Good news for digital innovation

So the good news is that Europe is a world leader in digital heritage innovation. European Union (EU) digital cultural initiative Europeana consists of a thriving network of close to 4000 memory institutions (libraries, museums, archives etc.) who have shared over 50 million digitised objects in a standardised format on the digital platform. This model, based on open standards and an inclusive, distributive approach, is being adopted as a model in the US and Japan to Brazil and Canada.

Ten years ago, the EU made a bold decision about our cultural heritage. They deemed it too important to leave to market forces alone. Two weeks ago, Europeana’s public evaluation has shown that it is still very relevant to the challenges we are facing today in Europe and the EU has recommitted its support to the initiative.
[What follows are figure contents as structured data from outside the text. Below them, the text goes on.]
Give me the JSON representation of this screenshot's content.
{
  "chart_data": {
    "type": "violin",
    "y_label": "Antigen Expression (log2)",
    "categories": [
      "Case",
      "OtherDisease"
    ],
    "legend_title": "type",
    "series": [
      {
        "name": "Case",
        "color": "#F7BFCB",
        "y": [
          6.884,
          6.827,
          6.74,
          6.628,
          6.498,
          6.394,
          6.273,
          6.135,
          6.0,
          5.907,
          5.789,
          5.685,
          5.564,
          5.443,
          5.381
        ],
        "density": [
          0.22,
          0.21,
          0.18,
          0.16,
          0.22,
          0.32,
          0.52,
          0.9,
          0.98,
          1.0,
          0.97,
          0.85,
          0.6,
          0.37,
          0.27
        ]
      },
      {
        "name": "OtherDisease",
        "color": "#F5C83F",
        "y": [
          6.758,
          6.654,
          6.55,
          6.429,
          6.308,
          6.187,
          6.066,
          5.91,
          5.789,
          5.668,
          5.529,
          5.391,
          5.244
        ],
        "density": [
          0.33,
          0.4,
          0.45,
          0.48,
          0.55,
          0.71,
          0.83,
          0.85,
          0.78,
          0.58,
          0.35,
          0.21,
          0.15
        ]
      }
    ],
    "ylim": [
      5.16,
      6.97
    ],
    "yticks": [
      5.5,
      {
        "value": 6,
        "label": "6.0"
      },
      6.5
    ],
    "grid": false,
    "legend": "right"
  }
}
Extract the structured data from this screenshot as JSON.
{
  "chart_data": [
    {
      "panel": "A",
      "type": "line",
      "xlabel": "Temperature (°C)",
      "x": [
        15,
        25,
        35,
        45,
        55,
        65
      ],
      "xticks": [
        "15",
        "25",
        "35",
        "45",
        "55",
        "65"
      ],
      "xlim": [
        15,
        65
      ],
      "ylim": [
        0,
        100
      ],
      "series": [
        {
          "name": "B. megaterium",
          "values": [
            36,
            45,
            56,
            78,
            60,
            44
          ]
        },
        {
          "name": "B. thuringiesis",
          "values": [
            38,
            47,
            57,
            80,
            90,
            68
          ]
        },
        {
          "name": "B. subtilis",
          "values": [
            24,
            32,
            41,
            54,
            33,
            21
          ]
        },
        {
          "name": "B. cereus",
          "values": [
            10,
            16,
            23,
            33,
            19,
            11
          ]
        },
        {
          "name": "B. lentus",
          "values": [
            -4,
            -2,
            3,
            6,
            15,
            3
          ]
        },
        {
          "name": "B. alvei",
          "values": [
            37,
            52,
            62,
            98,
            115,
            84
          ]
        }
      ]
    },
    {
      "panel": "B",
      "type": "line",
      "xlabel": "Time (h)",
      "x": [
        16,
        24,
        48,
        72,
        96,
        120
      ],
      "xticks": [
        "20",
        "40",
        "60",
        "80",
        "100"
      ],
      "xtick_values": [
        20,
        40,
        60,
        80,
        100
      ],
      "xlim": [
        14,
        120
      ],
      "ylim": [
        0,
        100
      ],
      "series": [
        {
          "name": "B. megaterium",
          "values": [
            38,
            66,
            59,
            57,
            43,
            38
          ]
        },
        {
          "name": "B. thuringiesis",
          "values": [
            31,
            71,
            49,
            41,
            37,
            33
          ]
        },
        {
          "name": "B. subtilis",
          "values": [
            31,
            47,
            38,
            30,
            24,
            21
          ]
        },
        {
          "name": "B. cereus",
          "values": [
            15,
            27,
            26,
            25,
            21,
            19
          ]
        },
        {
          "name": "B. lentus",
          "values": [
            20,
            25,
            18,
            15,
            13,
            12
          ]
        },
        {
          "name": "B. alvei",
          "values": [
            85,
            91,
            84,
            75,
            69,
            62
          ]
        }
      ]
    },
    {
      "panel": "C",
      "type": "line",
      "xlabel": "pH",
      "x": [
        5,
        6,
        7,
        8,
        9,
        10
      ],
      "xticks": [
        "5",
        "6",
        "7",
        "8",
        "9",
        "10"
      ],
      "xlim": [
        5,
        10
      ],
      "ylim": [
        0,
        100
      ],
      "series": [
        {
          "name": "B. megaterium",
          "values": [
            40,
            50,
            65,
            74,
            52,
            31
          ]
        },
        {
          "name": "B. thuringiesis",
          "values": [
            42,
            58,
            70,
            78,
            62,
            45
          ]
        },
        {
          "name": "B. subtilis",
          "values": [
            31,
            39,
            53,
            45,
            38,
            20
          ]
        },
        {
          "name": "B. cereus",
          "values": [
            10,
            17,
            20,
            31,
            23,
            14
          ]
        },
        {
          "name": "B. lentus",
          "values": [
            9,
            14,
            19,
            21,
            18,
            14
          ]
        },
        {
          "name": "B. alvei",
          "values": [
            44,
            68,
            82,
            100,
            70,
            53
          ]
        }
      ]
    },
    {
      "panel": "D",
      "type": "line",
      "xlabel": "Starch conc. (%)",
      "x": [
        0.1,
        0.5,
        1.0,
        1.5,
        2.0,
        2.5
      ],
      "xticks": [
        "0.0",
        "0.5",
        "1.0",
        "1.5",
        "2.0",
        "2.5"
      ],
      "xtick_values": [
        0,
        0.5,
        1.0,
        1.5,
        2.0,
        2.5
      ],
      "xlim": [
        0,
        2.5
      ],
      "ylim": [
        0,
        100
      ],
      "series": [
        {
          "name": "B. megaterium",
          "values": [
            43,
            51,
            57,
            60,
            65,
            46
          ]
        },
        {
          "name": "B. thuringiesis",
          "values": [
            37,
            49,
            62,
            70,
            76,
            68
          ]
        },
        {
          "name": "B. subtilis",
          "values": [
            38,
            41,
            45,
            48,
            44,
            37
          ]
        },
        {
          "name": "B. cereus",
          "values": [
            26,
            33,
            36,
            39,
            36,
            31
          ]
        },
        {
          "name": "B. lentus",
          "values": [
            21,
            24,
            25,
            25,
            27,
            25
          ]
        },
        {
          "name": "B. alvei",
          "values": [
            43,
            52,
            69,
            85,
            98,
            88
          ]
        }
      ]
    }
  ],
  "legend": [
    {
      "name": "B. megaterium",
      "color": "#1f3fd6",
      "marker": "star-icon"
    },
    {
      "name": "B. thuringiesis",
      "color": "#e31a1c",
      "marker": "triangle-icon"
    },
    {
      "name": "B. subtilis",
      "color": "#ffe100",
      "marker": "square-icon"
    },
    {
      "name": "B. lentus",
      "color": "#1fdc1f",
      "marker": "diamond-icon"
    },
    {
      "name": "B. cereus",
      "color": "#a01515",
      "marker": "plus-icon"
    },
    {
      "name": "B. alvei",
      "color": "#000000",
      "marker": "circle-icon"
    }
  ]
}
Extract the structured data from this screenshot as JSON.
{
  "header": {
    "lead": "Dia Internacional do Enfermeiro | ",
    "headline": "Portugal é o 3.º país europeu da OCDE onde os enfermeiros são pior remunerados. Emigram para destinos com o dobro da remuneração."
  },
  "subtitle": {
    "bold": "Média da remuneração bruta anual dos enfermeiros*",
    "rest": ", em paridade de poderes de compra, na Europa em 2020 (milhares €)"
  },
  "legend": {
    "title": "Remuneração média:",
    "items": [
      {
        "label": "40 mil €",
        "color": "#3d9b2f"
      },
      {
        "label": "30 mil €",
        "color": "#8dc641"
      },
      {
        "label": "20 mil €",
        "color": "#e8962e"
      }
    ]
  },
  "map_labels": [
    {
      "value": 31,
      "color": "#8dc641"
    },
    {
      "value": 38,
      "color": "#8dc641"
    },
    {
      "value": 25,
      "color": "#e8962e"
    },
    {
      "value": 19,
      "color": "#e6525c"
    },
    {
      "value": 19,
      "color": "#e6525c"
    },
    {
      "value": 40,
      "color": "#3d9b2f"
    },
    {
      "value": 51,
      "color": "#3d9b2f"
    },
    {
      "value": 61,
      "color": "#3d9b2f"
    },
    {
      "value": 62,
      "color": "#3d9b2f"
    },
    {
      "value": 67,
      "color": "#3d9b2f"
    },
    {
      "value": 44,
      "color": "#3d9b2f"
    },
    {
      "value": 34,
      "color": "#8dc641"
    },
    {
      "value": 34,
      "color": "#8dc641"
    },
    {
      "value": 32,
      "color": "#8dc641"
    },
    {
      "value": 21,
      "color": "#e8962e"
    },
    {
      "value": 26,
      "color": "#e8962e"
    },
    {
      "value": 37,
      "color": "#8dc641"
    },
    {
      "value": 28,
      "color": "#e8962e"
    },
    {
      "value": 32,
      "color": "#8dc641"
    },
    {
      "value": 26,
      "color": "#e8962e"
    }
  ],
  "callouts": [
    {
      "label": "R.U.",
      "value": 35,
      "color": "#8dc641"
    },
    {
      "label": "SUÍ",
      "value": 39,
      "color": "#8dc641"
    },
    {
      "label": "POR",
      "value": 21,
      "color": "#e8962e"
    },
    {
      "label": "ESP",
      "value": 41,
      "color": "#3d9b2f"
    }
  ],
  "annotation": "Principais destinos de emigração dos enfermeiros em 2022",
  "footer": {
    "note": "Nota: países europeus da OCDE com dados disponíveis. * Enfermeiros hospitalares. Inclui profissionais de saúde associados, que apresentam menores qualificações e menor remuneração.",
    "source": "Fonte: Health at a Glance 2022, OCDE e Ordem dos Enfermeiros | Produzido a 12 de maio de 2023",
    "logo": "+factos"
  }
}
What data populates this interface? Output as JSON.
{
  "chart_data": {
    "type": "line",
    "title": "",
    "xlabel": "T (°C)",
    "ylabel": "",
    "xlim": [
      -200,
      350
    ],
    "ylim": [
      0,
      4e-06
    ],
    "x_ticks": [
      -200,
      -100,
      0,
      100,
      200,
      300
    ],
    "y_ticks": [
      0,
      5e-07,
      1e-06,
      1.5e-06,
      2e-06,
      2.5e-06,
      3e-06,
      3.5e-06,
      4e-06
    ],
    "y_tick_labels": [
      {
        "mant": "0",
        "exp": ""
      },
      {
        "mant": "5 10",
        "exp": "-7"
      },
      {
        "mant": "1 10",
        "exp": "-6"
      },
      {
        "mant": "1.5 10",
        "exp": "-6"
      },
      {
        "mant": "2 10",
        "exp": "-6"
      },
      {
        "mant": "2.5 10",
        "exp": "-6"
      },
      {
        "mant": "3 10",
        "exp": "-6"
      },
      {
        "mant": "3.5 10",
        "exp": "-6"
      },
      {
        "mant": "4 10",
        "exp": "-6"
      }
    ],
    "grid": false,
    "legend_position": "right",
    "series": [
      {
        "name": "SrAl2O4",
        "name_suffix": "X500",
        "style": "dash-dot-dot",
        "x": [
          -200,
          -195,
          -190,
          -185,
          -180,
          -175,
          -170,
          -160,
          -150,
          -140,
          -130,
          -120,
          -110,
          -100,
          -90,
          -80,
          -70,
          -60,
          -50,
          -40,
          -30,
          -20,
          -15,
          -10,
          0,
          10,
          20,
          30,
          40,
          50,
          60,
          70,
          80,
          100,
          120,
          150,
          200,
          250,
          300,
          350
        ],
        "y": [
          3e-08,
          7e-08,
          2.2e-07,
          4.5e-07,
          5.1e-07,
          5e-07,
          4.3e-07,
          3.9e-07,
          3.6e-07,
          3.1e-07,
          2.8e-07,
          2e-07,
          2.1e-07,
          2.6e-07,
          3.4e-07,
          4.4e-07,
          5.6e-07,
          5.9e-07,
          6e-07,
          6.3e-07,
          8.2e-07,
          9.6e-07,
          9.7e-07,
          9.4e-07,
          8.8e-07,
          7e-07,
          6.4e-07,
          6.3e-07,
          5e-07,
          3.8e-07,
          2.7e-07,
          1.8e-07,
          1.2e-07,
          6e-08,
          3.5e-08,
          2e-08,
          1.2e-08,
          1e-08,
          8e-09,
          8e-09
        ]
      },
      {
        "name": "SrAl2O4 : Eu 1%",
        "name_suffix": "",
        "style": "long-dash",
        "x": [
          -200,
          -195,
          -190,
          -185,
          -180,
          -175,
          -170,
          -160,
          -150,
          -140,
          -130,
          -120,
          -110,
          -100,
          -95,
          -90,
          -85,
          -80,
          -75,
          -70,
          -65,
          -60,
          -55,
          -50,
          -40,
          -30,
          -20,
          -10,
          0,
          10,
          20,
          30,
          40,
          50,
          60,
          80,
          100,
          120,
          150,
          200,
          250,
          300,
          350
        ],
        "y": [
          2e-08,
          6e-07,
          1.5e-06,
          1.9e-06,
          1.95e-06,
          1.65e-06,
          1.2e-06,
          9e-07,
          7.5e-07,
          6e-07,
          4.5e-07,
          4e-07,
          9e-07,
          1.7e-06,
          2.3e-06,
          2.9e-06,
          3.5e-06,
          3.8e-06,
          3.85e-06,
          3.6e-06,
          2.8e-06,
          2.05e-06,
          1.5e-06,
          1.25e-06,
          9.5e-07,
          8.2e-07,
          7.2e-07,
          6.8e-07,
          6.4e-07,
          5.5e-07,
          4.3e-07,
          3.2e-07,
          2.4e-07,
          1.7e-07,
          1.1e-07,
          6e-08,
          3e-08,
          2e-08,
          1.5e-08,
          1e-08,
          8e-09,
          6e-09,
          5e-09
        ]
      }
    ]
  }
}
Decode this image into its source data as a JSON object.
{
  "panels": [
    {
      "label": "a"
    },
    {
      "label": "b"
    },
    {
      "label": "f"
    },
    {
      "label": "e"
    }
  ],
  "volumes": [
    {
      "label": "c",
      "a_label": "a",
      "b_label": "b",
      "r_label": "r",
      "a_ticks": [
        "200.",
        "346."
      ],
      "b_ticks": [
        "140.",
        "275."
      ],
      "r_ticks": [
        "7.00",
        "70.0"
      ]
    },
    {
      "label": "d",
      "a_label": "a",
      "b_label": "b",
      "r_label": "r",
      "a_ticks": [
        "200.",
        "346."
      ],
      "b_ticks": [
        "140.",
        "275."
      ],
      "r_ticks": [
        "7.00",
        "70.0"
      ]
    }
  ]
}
A challenge for audiovisual archives

However, we are facing some serious challenges and unfortunately, these affect audiovisual (AV) archives more than any other creative medium.

Here is the issue: we have currently digitised around 10% of all our heritage. Of that 10% (which represents around 300 million objects), only about one third is available online, and of that, only 7% is available for reuse. At Europeana, we work very hard to improve this equation and as you can see almost 20% in Europeana can be shared, adapted (all within full respect of copyright of course) while the other 80% can at least be viewed online.

Unfortunately, AV is trailing behind the pack in this competition for access: on Europeana Collections, we provide access to around 1 million videos, and 700,000 sound recordings. However, only 6,000 (0.5%) is explicitly labelled as available for reuse.

So what can be done about this? How do we have an impact on the big societal issues that Europe faces using a powerful agent like AV archives to our advantage?

A large part of this issue lies of course in copyright. We encourage institutions to adopt open access policies where they commit to publishing collections they own the copyright to under an open license. But at this point in time, it is more important that we work together with our partners to develop technological solutions that improve the access to content, within the current copyright framework.

Think for example of embeddable players that allow image archives to stream their material in different contexts, still within the copyright frameworks.  

The potential of AI and data mining archives

But we should think much further than that: what if we could make full use of the capabilities of AI and machine learning to mine these archives, at scale? We’d be able to make all kinds of connections, discover patterns and uncover the past in unprecedented ways!

A prototype version of the Time Machine project has been experimenting with deep mining the city archives to extract intelligence about cities of the past. Trade routes, social mobility patterns, the way knowledge flowed through the city over time. Mining this data brings about endless possibilities to improve education, enrich tourist experiences and give meaning to the past.

Imagine doing this at scale across Europe, also mining AV archives using speech and image recognition, and partitioning of scenes. This would allow us to bypass the most apparent limitations - allow for the easy translation of subtitles and findability of relevant sections of otherwise very long and unwieldy videos.

That is exactly what the Time Machine FET flagship initiative proposes: the development of a large-scale (robotised) digitisation and computing infrastructure to extract intelligence using AI.

When we talk about ‘digital transformation’ we should ask ourselves: ‘what do we want to be transformed into?’ Do we want that transformation to be dictated by large corporate platforms? Or do we want to use the strengths of our networked infrastructure and set the terms ourselves?

I would like to encourage the European Union to be bold and support large-scale, ambitious innovation projects such as Time Machine. These projects have the potential to turn one of our biggest assets, cultural heritage, into an instrument of social and economic innovation.

The above is a transcription of the presentation.